Storylines to Watch:
This very well could be the last campaign of an impressive run for Conde, who earned his first All-Star nod last season after breaking into the league in 2007. The Colombian defender’s contract runs out at the end of the season, but don’t be surprised if Conde signs with a European or South American club in June. He’s been dissatisfied with the league’s offers thus far, and unless de los Cobos cultivates a relationship here that saves the day, one of the league’s best defenders will be gone. With Busch gone from net, the onus falls on Dysktra to somehow mature and do it in hyper-speed. But how well the team adjusts to de los Cobos’ new style and the absence of Blanco will likely define the season. This is the third coach in four seasons for veterans like Brown, John Thorrington and Logan Pause, and he’s a far cry from the MLS-savvy Hamlett who cherished defense mostly above all.
What He Said:
“The players in this league are very strong, very fast, and very tall. And the teams try to take advantage of these characteristics, and that’s the style is generally the way to play in this league. I’m coming from a different league, and a different style.”

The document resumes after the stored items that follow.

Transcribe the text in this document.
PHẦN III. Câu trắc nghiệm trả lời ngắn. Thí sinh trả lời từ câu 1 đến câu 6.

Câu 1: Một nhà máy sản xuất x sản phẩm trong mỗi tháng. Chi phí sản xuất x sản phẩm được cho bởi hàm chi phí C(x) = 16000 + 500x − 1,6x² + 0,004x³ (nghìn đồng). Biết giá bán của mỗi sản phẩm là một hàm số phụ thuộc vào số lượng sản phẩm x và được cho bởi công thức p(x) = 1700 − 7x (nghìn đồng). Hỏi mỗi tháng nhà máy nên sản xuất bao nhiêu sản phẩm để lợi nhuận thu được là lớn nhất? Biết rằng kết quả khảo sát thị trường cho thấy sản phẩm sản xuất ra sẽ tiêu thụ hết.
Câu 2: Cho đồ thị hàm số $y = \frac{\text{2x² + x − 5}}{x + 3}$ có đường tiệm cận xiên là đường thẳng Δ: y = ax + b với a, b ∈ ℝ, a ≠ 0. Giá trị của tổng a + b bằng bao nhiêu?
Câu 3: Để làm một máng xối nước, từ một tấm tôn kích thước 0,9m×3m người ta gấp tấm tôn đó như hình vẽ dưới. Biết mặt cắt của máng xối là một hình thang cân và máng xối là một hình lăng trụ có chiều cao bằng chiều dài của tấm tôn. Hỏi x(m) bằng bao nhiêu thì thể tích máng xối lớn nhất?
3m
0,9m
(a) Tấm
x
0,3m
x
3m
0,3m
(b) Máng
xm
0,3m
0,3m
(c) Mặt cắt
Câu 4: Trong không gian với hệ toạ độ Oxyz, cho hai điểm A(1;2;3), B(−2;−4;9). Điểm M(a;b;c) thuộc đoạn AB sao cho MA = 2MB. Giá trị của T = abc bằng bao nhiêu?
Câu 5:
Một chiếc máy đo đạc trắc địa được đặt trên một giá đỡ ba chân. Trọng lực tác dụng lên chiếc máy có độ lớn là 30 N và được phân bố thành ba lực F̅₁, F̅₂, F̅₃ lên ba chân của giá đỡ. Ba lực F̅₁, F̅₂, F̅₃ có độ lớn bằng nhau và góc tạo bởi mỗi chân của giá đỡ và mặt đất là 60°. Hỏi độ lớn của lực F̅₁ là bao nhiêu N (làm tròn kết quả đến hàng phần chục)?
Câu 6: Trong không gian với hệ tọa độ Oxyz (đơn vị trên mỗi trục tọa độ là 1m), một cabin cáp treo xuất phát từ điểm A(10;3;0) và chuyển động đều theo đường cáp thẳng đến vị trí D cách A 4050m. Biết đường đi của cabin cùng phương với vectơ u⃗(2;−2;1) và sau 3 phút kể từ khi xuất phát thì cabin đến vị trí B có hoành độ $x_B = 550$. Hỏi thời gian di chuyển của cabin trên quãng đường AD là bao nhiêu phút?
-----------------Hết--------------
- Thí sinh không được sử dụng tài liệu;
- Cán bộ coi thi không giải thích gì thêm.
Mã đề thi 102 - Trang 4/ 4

-Head coach Carlos de los Cobos
If Everything Goes Right:
The pressure to return to the MLS Cup has built steadily here over the past three seasons, and de los Cobos has signed on with a franchise with lofty expectations. If he gels well with an established group of veterans and the youngsters he’s brought on board, the Fire should at least contend for the top spot in the Eastern Conference. An MLS Cup might be tougher without Blanco leading the way while leaning on fresh faces to run the midfield and in net, but the club has done more with less talent in years past. Expect a second-place finish in the East.